Prendre en compte les écosystèmes dans les activités de pêche
23 juin 2023
23 juin 2023
Si les pêcheurs sont de plus en plus sensibilisés à une gestion durable des stocks halieutiques, une réflexion globale des impacts de la pêche sur l’ensemble des écosystèmes doit désormais être envisagée.
La pêche est dépendante du bon état des écosystèmes marins. « L’objectif que nous partageons tous, c’est de bénéficier d’écosystèmes en bonne santé et productifs », souligne Stéphanie Tachoires, chargée de mission pêche à l’Office français de la biodiversité (OFB). Cette activité qui génère des impacts potentiels à la fois sur les fonds marins et sur les espèces protégées doit prendre en compte cette dimension écosystémique.
Selon Didier Gascuel, professeur en écologie marine à l’institut Agro Rennes-Angers, « la pression de pêche a été divisée presque par deux en 20 ans, mais nous sommes loin du compte. Il faut une agroécologie de la mer, ce que j’appelle la pêchécologie. L’objectif est que chaque kilo de poisson soit pêché avec le moins d’impact possible sur l’écosystème et qu’il profite au plus grand nombre ».
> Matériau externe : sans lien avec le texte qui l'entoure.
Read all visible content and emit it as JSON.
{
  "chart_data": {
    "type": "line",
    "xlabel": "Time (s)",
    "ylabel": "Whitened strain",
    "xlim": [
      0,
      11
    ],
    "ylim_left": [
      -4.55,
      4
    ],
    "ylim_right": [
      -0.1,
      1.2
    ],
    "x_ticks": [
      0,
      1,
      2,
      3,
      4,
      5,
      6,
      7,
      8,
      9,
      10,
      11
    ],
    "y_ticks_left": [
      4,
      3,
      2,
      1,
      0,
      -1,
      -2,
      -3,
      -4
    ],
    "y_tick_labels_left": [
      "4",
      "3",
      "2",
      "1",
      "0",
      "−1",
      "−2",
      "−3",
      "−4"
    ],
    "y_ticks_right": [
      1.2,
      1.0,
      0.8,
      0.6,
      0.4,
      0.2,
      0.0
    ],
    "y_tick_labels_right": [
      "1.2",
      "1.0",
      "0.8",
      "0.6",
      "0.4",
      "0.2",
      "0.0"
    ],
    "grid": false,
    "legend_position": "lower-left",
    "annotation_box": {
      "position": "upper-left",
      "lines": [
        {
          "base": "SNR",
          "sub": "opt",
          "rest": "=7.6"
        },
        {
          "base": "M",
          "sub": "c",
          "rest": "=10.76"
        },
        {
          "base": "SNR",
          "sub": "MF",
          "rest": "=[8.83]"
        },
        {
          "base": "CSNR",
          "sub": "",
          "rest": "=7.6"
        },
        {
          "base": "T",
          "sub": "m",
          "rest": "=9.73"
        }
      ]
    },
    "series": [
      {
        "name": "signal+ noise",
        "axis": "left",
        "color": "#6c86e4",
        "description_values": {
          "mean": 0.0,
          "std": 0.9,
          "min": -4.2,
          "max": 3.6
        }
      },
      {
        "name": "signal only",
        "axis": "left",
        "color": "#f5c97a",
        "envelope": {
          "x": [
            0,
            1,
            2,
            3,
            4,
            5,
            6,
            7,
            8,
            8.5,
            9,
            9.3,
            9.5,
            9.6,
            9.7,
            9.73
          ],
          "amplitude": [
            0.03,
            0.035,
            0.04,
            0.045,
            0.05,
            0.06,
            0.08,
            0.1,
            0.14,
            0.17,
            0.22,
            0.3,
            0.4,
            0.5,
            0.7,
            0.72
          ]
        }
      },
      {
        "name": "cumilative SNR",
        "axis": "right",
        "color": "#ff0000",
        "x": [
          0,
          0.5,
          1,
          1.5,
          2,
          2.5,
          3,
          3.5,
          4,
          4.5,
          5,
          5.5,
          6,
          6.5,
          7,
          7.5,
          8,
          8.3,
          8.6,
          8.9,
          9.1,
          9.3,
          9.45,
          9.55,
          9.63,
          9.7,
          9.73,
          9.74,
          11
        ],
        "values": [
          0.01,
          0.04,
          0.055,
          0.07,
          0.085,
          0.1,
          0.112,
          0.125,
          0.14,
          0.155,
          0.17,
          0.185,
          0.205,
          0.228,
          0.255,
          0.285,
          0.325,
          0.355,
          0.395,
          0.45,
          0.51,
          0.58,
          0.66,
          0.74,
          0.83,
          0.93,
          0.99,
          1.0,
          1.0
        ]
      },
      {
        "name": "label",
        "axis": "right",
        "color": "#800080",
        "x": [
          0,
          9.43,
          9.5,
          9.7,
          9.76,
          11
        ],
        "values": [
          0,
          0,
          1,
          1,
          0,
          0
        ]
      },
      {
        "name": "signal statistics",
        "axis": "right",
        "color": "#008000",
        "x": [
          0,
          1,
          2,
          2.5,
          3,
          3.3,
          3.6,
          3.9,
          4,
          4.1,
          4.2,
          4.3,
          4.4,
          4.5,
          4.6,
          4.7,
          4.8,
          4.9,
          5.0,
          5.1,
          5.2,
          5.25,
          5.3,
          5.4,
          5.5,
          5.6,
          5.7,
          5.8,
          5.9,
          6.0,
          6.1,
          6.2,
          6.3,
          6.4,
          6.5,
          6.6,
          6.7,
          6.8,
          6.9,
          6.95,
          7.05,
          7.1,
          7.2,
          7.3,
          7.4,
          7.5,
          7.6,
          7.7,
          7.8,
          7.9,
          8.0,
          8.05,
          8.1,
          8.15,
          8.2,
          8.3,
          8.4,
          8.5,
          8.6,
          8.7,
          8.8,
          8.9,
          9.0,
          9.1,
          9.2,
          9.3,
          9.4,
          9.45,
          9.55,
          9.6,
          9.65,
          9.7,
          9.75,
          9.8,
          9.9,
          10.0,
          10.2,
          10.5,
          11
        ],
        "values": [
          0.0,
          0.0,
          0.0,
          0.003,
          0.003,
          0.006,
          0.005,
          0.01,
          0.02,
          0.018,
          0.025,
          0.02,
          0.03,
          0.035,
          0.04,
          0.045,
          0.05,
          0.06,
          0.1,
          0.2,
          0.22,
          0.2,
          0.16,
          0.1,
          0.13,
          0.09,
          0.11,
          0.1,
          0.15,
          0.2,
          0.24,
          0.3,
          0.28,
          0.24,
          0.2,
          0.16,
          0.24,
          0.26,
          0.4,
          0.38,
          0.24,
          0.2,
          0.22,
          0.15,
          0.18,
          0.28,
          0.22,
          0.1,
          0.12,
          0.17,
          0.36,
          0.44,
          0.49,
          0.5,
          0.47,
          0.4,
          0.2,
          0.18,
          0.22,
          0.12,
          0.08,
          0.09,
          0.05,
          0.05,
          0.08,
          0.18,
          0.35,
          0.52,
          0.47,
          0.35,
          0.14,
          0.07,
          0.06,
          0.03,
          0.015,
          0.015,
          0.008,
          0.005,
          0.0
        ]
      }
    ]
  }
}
Pour réduire ces impacts, les organisations professionnelles et les gestionnaires d’aires marines protégées travaillent de concert. Par exemple, l’OFB et le Comité national des pêches maritimes et des élevages marins (CNPMEM) viennent de signer un nouveau partenariat pour valoriser et mettre à profit les expériences réussies de réduction des pressions.
Un site internet baptisé Solupêche doit permettre de communiquer avec l’ensemble des acteurs. Il présente les solutions existantes ou en développement ainsi que des suggestions de pratiques vertueuses pour limiter les captures accidentelles ainsi que les interactions avec les milieux et habitats. « Les professionnels peuvent trouver des réponses en fonction de leur activité, du type d’engin qu’ils utilisent, de l’espèce visée et des habitats qui les concernent », pointe Théotime Hubert chargé de mission au CNPMEM sur le partenariat avec l’OFB.
Solupêche met également l’accent sur les possibilités de financement. « Aujourd’hui, la complexité de financement, quand il s’agit d’aller chercher des fonds européens, est un frein, assure Jérôme Jourdain, président de la commission environnement et usage maritime au CNPMEM. Il faudrait travailler sur l’ingénierie financière pour rendre les fonds plus accessibles aux utilisateurs finaux. »
L’innovation pour réduire les impacts
Dans les outre-mer comme en métropole, des projets innovants sont menés pour réduire l’impact des engins de pêche et épargner les espèces protégées tout en préservant l’environnement.
En Guyane, il n’est pas question d’éloigner les espèces non visées par la pêche à la crevette au chalut, mais de leur permettre de s’échapper. Le projet Turtle excluder device (TTED) utilise une grille et une fenêtre d’échappement pour permettre cette sélectivité. « Grâce au TTED, nous avons complètement éliminé les prises de tortues, mais aussi 90 % des prises de requins ou de raies », indique Michel Nalovic, ingénieur halieute au comité régional des pêches de Guyane. L’efficacité du TTED a incité le comité des pêches de Guyane à imposer son utilisation et des fonds européens ont pu être mobilisés avec le soutien du WWF pour sa mise en place.
La réduction de l’impact est, elle aussi, au cœur des recherches menées sur les dispositifs de concentration de poissons (DCP). « Auparavant, des filets usagés étaient utilisés pour ancrer les DCP dans la colonne d’eau. Ils donnaient lieu à une pêche fantôme. Cette pratique est aujourd’hui interdite », indique Mariana Tolotti, chercheuse en écologie halieutique au sein de l’Institut de recherche pour le développement (IRD).
Mais ces dispositifs n’ont pas vocation à être récupérés. « Quand ils sont hors d’usage ou qu’ils sortent de la zone de pêche, ils finissent par couler ou s’échouer sur les récifs coralliens. Il y a un impact sur les écosystèmes ». Des tests sont actuellement réalisés avec des matériaux moins polluants. « Nous avons fait des tests avec des cordages et des toiles de coton pour remplacer la traine, mais ils se dégradent trop vite. » L’organisation de producteurs Orthongel mène actuellement des tests pour ralentir cette dégradation.
Dans le parc naturel marin des estuaires picards et de la mer d’Opale, le projet Tefibio a pour objectif de concevoir des filets biodégradables et de faire émerger une filière de valorisation de la matière recyclée. Projet innovant, il offre des perspectives d’évolution vers des engins de pêche plus durables.